Facing Inevitable Change
DERs will change our energy delivery chain and will have myriad effects on all stakeholder groups. The potential of those effects should drive each group to action, not only to understand the changes, but also to find ways to incorporate them in order to maintain the financial health and growth of individual companies.
No entity has the potential to be affected more than the utility group. If we take a high-level examination of how DERs will change the energy delivery process, we can predict that grid operators will be able to operate more efficiently; that end users can reduce cost and improve backup capabilities; and that developers can profit through increased deployments.
For utilities, however, if no actions are taken, changes in the energy delivery process could erode current business models. DER trends should be a call to action for utilities to understand the speed and dynamics of those trends, how they will translate in a utility's specific region, and, more important, how to take advantage of the changes. Utilities in particular can focus on three primary areas.
First, they can assess DER visibility at the edge of the grid and the benefits it provides. Control and monitoring technologies like synchrophasors, predictive analytics, and advanced sensors will create greater visibility and not only improve grid response but also allow the utility to be proactive about DER effects on the system.
Second, they can consider how to incorporate storage, microgrids, and automation in a manner that benefits stakeholders - how to deploy, where to deploy, and what regulatory or policy changes must accompany such initiatives. There are many opportunities within each customer class to collaborate on DERs.
Finally, they can consider how to leverage the steps that have already been taken in creating future utility grids and incorporating DERs into those plans.
Change is inevitable for the electric industry and to those involved in the delivery chain. The real focus is on the utility. But it and all stakeholders can position themselves not only to respond to the challenges, but also to play a significant role in the energy delivery chain.
3. Source: Energy Information Administration.

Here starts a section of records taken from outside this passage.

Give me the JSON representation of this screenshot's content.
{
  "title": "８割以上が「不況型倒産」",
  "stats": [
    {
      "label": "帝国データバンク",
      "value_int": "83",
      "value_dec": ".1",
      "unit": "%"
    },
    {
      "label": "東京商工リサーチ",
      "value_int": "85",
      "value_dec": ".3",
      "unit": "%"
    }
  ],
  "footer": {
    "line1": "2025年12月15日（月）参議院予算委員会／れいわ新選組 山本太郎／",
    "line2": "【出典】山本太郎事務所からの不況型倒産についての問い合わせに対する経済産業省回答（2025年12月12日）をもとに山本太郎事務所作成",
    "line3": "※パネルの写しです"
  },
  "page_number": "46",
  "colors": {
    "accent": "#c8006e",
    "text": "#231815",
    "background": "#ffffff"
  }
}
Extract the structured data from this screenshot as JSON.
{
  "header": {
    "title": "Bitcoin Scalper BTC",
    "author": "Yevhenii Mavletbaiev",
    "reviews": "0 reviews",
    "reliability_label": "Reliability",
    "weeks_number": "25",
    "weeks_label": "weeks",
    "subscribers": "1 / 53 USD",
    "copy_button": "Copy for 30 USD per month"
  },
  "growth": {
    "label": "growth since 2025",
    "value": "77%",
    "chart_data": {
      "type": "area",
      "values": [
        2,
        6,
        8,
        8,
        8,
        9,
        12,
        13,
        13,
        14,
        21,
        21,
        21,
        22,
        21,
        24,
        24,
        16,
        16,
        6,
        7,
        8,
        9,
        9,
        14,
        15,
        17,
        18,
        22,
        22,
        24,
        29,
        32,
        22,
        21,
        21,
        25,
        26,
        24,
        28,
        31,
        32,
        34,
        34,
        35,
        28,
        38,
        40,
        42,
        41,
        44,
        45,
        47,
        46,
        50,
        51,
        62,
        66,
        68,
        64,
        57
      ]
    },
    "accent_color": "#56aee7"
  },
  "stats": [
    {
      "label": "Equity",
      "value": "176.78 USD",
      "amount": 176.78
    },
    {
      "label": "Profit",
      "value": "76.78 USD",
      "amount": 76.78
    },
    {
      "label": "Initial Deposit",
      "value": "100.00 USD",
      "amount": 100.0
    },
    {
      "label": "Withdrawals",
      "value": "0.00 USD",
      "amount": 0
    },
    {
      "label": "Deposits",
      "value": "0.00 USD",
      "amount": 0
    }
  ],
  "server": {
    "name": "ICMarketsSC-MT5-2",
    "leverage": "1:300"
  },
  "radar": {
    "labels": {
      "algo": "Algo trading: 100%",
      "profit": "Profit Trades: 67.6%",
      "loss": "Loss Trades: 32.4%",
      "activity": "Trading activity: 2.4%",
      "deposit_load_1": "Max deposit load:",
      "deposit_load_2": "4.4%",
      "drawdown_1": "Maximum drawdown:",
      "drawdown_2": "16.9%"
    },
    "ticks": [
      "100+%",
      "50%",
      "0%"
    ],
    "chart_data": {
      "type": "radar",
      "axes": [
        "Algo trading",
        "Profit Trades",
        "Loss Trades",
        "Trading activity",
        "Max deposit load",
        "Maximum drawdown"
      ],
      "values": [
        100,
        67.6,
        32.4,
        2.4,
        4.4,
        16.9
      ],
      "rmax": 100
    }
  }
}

4. Source: Energy Central.
5. Source: SEIA.
6. Source: Energy Information Administration.
7. From "Disruptive Challenges: Financial Implications and Strategic Responses to a Changing Retail Electric Business," by Peter Kind: "Bloomberg New Energy Finance (BNEF) projects that distributed solar capacity will grow rapidly as a result of the competitive dynamics highlighted. BNEF projects 22-percent compound annual growth in PV installations through 2020, resulting in 30 gigawatts (GW) of capacity overall (and approximately 4.5 GW coming from distributed PV). This would account for 10 percent of capacity in key markets coming from distributed resources and even a larger share of year-round energy generated."
8. In live polling during DNV GL's Annual Utility of the Future Leadership Forum, in Washington, DC, last June, the greatest portion of responding utility industry executives (51.4%) cited regulation as the highest priority to invigorate grid transformation. This response was much higher than the next-ranked priority, emerging technologies (22.9%).
10. Such issues were cited even as far back as 2007, in the Department of Energy study, "The Potential Benefits of Distributed Generation and Rate Related Issues that May Impede Expansion."